Austin Peay State University’s First Black Basketball Player, Dies At 79

Austin Peay State University’s First Black Basketball Player, Dies At 79

Tennessee’s Austin Peay State University is mourning the loss of a basketball legend L.M. Ellis.

According to the Clarksville Leaf-Chronicle, Austin Peay confirmed that Ellis died Wednesday at the age of 79. His legacy lives on as not only the first Black basketball player at APSU but also the first Black player signed to play in the Ohio Valley Conference (OVC) – breaking a longstanding color barrier.

“There are two moments I will always remember with Mr. Ellis,” said Gerald Harrison, Austin Peay’s vice president and athletics director. “First, when I arrived in Clarksville in 2018, he encouraged me to be strong, be faithful, and told me that I can do it. The second is when we retired his jersey; he stood up out of his wheelchair during the presentation to a thunderous crowd. I was in awe of his presence.”

The trailblazer was inducted into the university’s Hall of Fame in 1990. His reputation on the court spoke for itself even before attending APCU.

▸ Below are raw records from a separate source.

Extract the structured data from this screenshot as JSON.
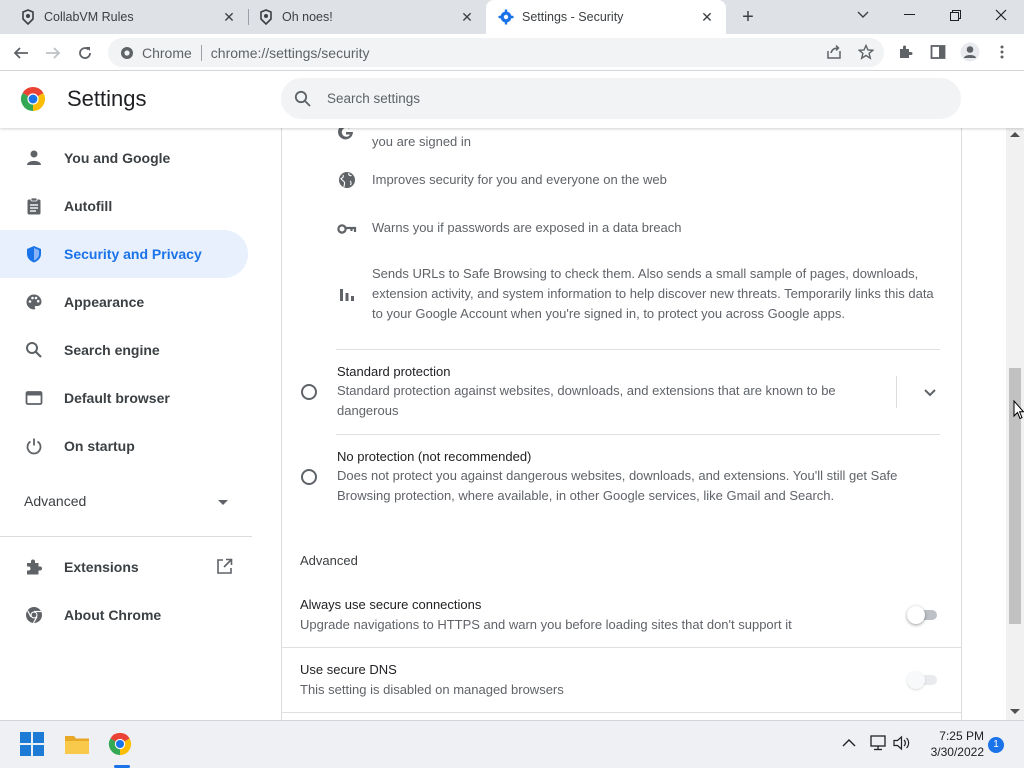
{
  "tabs": [
    {
      "title": "CollabVM Rules",
      "icon": "collabvm-icon",
      "active": false
    },
    {
      "title": "Oh noes!",
      "icon": "collabvm-icon",
      "active": false
    },
    {
      "title": "Settings - Security",
      "icon": "settings-gear-icon",
      "active": true
    }
  ],
  "new_tab_label": "+",
  "window_controls": {
    "dropdown": "⌄",
    "minimize": "—",
    "restore": "❐",
    "close": "✕"
  },
  "toolbar": {
    "site_label": "Chrome",
    "url": "chrome://settings/security"
  },
  "settings": {
    "title": "Settings",
    "search_placeholder": "Search settings"
  },
  "sidebar": {
    "items": [
      {
        "label": "You and Google",
        "icon": "person-icon"
      },
      {
        "label": "Autofill",
        "icon": "clipboard-icon"
      },
      {
        "label": "Security and Privacy",
        "icon": "shield-icon",
        "active": true
      },
      {
        "label": "Appearance",
        "icon": "palette-icon"
      },
      {
        "label": "Search engine",
        "icon": "search-icon"
      },
      {
        "label": "Default browser",
        "icon": "browser-icon"
      },
      {
        "label": "On startup",
        "icon": "power-icon"
      }
    ],
    "advanced_label": "Advanced",
    "extensions_label": "Extensions",
    "about_label": "About Chrome"
  },
  "main": {
    "features": [
      {
        "icon": "google-g-icon",
        "text_lines": [
          "you are signed in"
        ]
      },
      {
        "icon": "globe-icon",
        "text_lines": [
          "Improves security for you and everyone on the web"
        ]
      },
      {
        "icon": "key-icon",
        "text_lines": [
          "Warns you if passwords are exposed in a data breach"
        ]
      },
      {
        "icon": "bar-chart-icon",
        "text_lines": [
          "Sends URLs to Safe Browsing to check them. Also sends a small sample of pages, downloads,",
          "extension activity, and system information to help discover new threats. Temporarily links this data",
          "to your Google Account when you're signed in, to protect you across Google apps."
        ]
      }
    ],
    "standard": {
      "title": "Standard protection",
      "desc": "Standard protection against websites, downloads, and extensions that are known to be dangerous"
    },
    "none": {
      "title": "No protection (not recommended)",
      "desc": "Does not protect you against dangerous websites, downloads, and extensions. You'll still get Safe Browsing protection, where available, in other Google services, like Gmail and Search."
    },
    "advanced_heading": "Advanced",
    "secure_connections": {
      "title": "Always use secure connections",
      "desc": "Upgrade navigations to HTTPS and warn you before loading sites that don't support it",
      "enabled": false
    },
    "secure_dns": {
      "title": "Use secure DNS",
      "desc": "This setting is disabled on managed browsers",
      "enabled": false,
      "disabled": true
    }
  },
  "taskbar": {
    "time": "7:25 PM",
    "date": "3/30/2022",
    "notification_count": "1"
  },
  "colors": {
    "accent": "#1a73e8",
    "active_bg": "#e8f0fe"
  }
}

Ellis’ 1961 Burt High School team won the National Negro High School Basketball Tournament. This feat meant that Burt High was the first high school team in Clarksville to win a championship in any sport, per the news outlet. Ellis was named team MVP by The Leaf-Chronicle newspaper. High school athletics were not integrated until 1964.

After transferring from Drake, Ellis was a 6-5 forward, averaging 9.3 points and 10.5 rebounds in 13 games, according to the university’s Hall of Fame. That shortened junior season marked Austin Peay’s first in the OVC. Ellis averaged 6.7 points and 6.1 rebounds per game when he was a senior.

Ellis’ scores earned him a tryout with the Atlanta Hawks in 1965, right before they moved from St. Louis in 1968. But after graduation in the spring of 1965, he decided to pursue business and served in the managerial field of some of the nation’s top chain merchandising stores. The Leaf-Chronicle reported that he worked as a regional supervisor for J.C. Penny for many years.

“Mr. Ellis, thank you for paving the way for me and so many others that followed behind you and chose Austin Peay,” Harrison added. “Rest well, sir.

The basketball pioneer is survived by his wife, three children, three stepdaughters, two sisters, grandchildren, and great-grandchildren.

A service will be held at 12 p.m. June 8 at Sykes Funeral Home. The Ellis Family is welcoming friends from 4-7 p.m., June 7 at the funeral home and on June 8 from 10 a.m. until the time of service.